Loosely based on the fascinating life story of the eccentric mathematician Alexander Grothendieck, Colonel Lágrimas is a world-spanning tour de force of history, politics, literature, mathematics, and philosophy that wears its learning lightly, forming an appealingly human story of the forces that have created the modern world.

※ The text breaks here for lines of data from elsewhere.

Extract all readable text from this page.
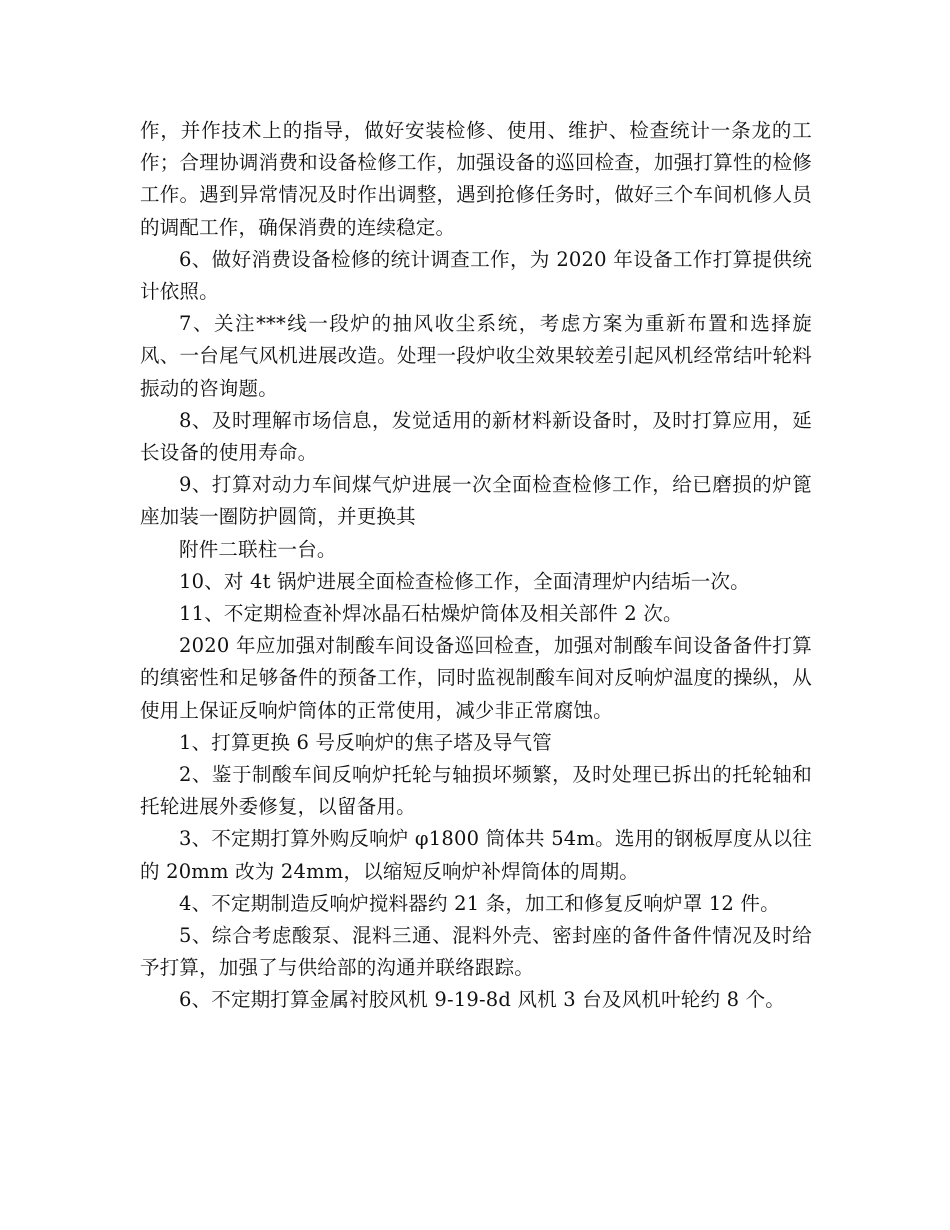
作，并作技术上的指导，做好安装检修、使用、维护、检查统计一条龙的工作；合理协调消费和设备检修工作，加强设备的巡回检查，加强打算性的检修工作。遇到异常情况及时作出调整，遇到抢修任务时，做好三个车间机修人员的调配工作，确保消费的连续稳定。

6、做好消费设备检修的统计调查工作，为 2020 年设备工作打算提供统计依照。

7、关注***线一段炉的抽风收尘系统，考虑方案为重新布置和选择旋风、一台尾气风机进展改造。处理一段炉收尘效果较差引起风机经常结叶轮料振动的咨询题。

8、及时理解市场信息，发觉适用的新材料新设备时，及时打算应用，延长设备的使用寿命。

9、打算对动力车间煤气炉进展一次全面检查检修工作，给已磨损的炉篦座加装一圈防护圆筒，并更换其

附件二联柱一台。

10、对 4t 锅炉进展全面检查检修工作，全面清理炉内结垢一次。

11、不定期检查补焊冰晶石枯燥炉筒体及相关部件 2 次。

2020 年应加强对制酸车间设备巡回检查，加强对制酸车间设备备件打算的缜密性和足够备件的预备工作，同时监视制酸车间对反响炉温度的操纵，从使用上保证反响炉筒体的正常使用，减少非正常腐蚀。

1、打算更换 6 号反响炉的焦子塔及导气管

2、鉴于制酸车间反响炉托轮与轴损坏频繁，及时处理已拆出的托轮轴和托轮进展外委修复，以留备用。

3、不定期打算外购反响炉 φ1800 筒体共 54m。选用的钢板厚度从以往的 20mm 改为 24mm，以缩短反响炉补焊筒体的周期。

4、不定期制造反响炉搅料器约 21 条，加工和修复反响炉罩 12 件。

5、综合考虑酸泵、混料三通、混料外壳、密封座的备件备件情况及时给予打算，加强了与供给部的沟通并联络跟踪。

6、不定期打算金属衬胶风机 9-19-8d 风机 3 台及风机叶轮约 8 个。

“Beware, reader, in these pages you will experience vertigo, anxiety and joy. You will become a ghostly presence in a Borgesian world, a camera obscura, where mathematics is a secret weapon, and memory the object of an archaeological pursuit. Loosely inspired by the eventful life of the French mathematician Alexander Grothendieck, Fonseca has created a gorgeous opera prima.”
—Valerie Miles, The New York Times Book Review

“So much of the writing in Carlos Fonseca Suárez’s Colonel Lágrimas was just gorgeous, and Megan McDowell’s translation from the original Spanish managed to keep the beautiful complexity of the language intact.”
—Meg Nola, Foreword Reviews, 2016 Reviewer’s Choice

“An intriguing and unforgettable verbal kaleidoscope.”
—Ricardo Piglia, author of Target in the Night and Artificial Respiration

“A true feat of literary ventriloquism and cinematic control, tinged with a humor and melancholy inspired by the human condition. Whether we think of it as a game of masks or as a Cubist portrait, Fonseca’s novel reads like an Oulipian puzzle where historical memory can play hide-and-seek . . . The novel has a panoramic and worldly vision. There’s something vast, all-embracing, and decidedly humanist about the project.”
—Chloe Aridjis, BOMB Magazine

“In this pretty puzzle, Fonseca tests the limits of fiction . . . Fonseca’s narration mimics the meandering matrix of memory or an esoteric police procedural by Jorge Luis Borges . . . For lovers of literary and Latin American postmodern fiction.”
—Sara Martinez, Booklist

“Reading [Fonseca’s] work, one feels the presence of voices as disparate as those of W.G. Sebald, Alexander von Humboldt, Simón Bolívar and Roberto Bolaño, among others. Fonseca is, without a doubt, a cosmopolitan offspring of cultural globalization as well as an attentive inheritor of both literary and cultural history . . . Through an attentive and rigorous attention to detail, Fonseca is able to construct a collage where the mathematician’s life finds its ultimate meaning amidst a series of historical, metaphysical and poetic fragments that end up giving shape to a fascinating literary artifact that shines like an eclectic mosaic . . . Colonel Lágrimas is a novel that showcases the craft of writing. Throughout its pages, it becomes apparent that its writerly resources are managed with a certain fluency and experimentation but, at the same time, with notable confidence.”
—Tomás Peters, Electric Literature

“Though the novel nods mostly to García Márquez, Fonseca plays with the possibilities of hypertext raised by Julio Cortázar, and there are hints of Bolaño and perhaps even of younger contemporary Daniel Galera . . . a lively, smart study of a decidedly offbeat character.”
Kirkus Reviews

“In the process of this game of coding and decoding, Fonseca deploys a torrent of vital and poetic ideas within a singular yet fascinating literary artifact . . . [Colonel Lágrimas makes me think of] Georges Perec, Italo Calvino, W.G. Sebald, Borges, Juan Rulfo.”
—Gunter Silva, Words Without Borders

Colonel Lágrimas is a clever book, slightly claustrophobic in its setting, but spanning the globe through its focus on the old man’s memories . . . It’s beautifully written, with more good work here by the excellent McDowell . . . [The tedium of the Colonel’s life,] in Fonseca’s hands, far from being something to grieve, becomes a celebration of a life less ordinary.”